I've been saying this for a long time, astonished that so many in the media seem to believe that the real problem is just the leadership and not the Party itself.
Even a leftist journalist like James Travers of the Toronto (Red) Star realizes it now.
It sounds, from Mr. Travers's commentary, as if the left-leaning mainstream media is declaring the Liberal Party as unfit to deal with its challenges. The implication of this is that the Liberals would be even more ill-equipped to deal with the challenges of running a complex federation, let alone facing the entire chaotic world...
In other times, say in the dying decades of the last century, even as imperfect a leader as Dion could reasonably be expected to bring the natural governing party back to power. But these times are far from usual and coping with them is proving beyond the party's capacity.
Even before the 2006 leadership convention and what's now remembered as the Montreal mistake, Liberals failed to make renewal the priority. They didn't give enough thought to who and what it takes to win in a new millennium with very different political realities. Nor did they fully deconstruct why and how Paul Martin lost.
Exactly. Since 2005, I've been saying basically that unless the Liberal Party abandons left-wing extremism and its culture of entitlement, corruption, greed and gross, cavalier incompetence and neglect, it would be forever on its deathbed on life support.

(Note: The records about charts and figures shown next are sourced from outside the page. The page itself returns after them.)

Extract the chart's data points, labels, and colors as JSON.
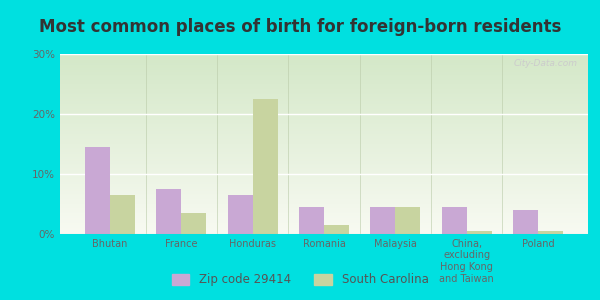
{
  "title": "Most common places of birth for foreign-born residents",
  "categories": [
    "Bhutan",
    "France",
    "Honduras",
    "Romania",
    "Malaysia",
    "China,\nexcluding\nHong Kong\nand Taiwan",
    "Poland"
  ],
  "zip_values": [
    14.5,
    7.5,
    6.5,
    4.5,
    4.5,
    4.5,
    4.0
  ],
  "sc_values": [
    6.5,
    3.5,
    22.5,
    1.5,
    4.5,
    0.5,
    0.5
  ],
  "zip_color": "#c9a8d4",
  "sc_color": "#c8d4a0",
  "background_outer": "#00e0e0",
  "bg_top": "#d4e8c8",
  "bg_bottom": "#f8faf2",
  "ylim": [
    0,
    30
  ],
  "yticks": [
    0,
    10,
    20,
    30
  ],
  "ytick_labels": [
    "0%",
    "10%",
    "20%",
    "30%"
  ],
  "legend_zip_label": "Zip code 29414",
  "legend_sc_label": "South Carolina",
  "title_fontsize": 12,
  "bar_width": 0.35,
  "watermark": "City-Data.com"
}
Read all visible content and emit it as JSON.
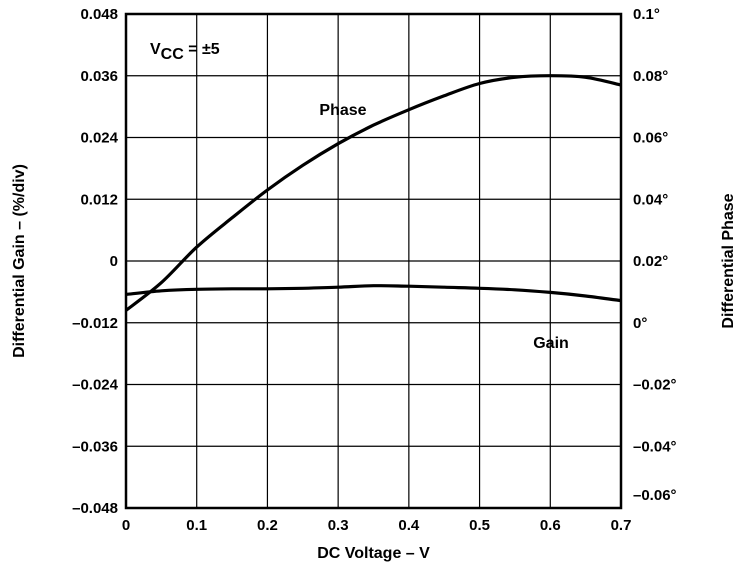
{
  "chart_data": {
    "type": "line",
    "title": "",
    "xlabel": "DC Voltage – V",
    "ylabel_left": "Differential Gain – (%/div)",
    "ylabel_right": "Differential Phase",
    "xlim": [
      0,
      0.7
    ],
    "ylim_left": [
      -0.048,
      0.048
    ],
    "ylim_right": [
      -0.06,
      0.1
    ],
    "grid": true,
    "x_ticks": [
      "0",
      "0.1",
      "0.2",
      "0.3",
      "0.4",
      "0.5",
      "0.6",
      "0.7"
    ],
    "y_left_ticks": [
      "0.048",
      "0.036",
      "0.024",
      "0.012",
      "0",
      "–0.012",
      "–0.024",
      "–0.036",
      "–0.048"
    ],
    "y_right_ticks": [
      "0.1°",
      "0.08°",
      "0.06°",
      "0.04°",
      "0.02°",
      "0°",
      "–0.02°",
      "–0.04°",
      "–0.06°"
    ],
    "annotation": {
      "main": "V",
      "sub": "CC",
      "rest": " = ±5"
    },
    "series": [
      {
        "name": "Phase",
        "axis": "right",
        "x": [
          0,
          0.05,
          0.1,
          0.15,
          0.2,
          0.25,
          0.3,
          0.35,
          0.4,
          0.45,
          0.5,
          0.55,
          0.6,
          0.65,
          0.7
        ],
        "y": [
          0.004,
          0.013,
          0.0245,
          0.034,
          0.043,
          0.051,
          0.058,
          0.064,
          0.069,
          0.0735,
          0.0775,
          0.0795,
          0.08,
          0.0795,
          0.077
        ]
      },
      {
        "name": "Gain",
        "axis": "left",
        "x": [
          0,
          0.05,
          0.1,
          0.15,
          0.2,
          0.25,
          0.3,
          0.35,
          0.4,
          0.45,
          0.5,
          0.55,
          0.6,
          0.65,
          0.7
        ],
        "y": [
          -0.0065,
          -0.0058,
          -0.0055,
          -0.0054,
          -0.0054,
          -0.0053,
          -0.0051,
          -0.0048,
          -0.0049,
          -0.0051,
          -0.0053,
          -0.0056,
          -0.0061,
          -0.0068,
          -0.0077
        ]
      }
    ]
  }
}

It appears that Mr. Travers gets the point that Canadians don't want new social programs and simply want their tax dollars back. I'd add that Canadians don't want their tax dollars to be wasted any further by a bunch of socialist crooks, so they put the Conservatives into power, having awakened to the reality that socialism isn't a good thing after all and that it's actually better and easier to take care of oneself and one's family using one's own hard work and earnings than to hope, sometimes in vain, that the government will do its job, which it frequently fails to do, at least in time and with the quality it's paid to deliver, if not failing completely at times. Too bad the Liberals don't understand this.... blame it on their culture of entitlement and their delusion that the Liberal brand is not only immortal but automatically resurgent towards power.
Realistically, Mr. Travers visualizes:
Just for laughs, imagine Dion stumping the country telling voters to again trust Liberals to wisely spend taxpayer money while Stephen Harper talks about family values, individual choice and government intentionally shrunk so small that its more a nuisance than an obstacle to personal gain. Or, to put it in howler context, think hypothetically of Liberals arguing to reverse Harper's GST cut to have more money to spend on fighting poverty or climate change.
You know, it's highly unlikely that the Liberals will see power again for a long time, if ever. It's up to them. They'll have to really, radically transform themselves and their institution from the grassroots up, preferably get a constitution that impresses voters, and some policies that resonate with the new realities of Canada and the world.
So far, if anyone's expecting that from the Liberal Party, they can fuggeddaboutit.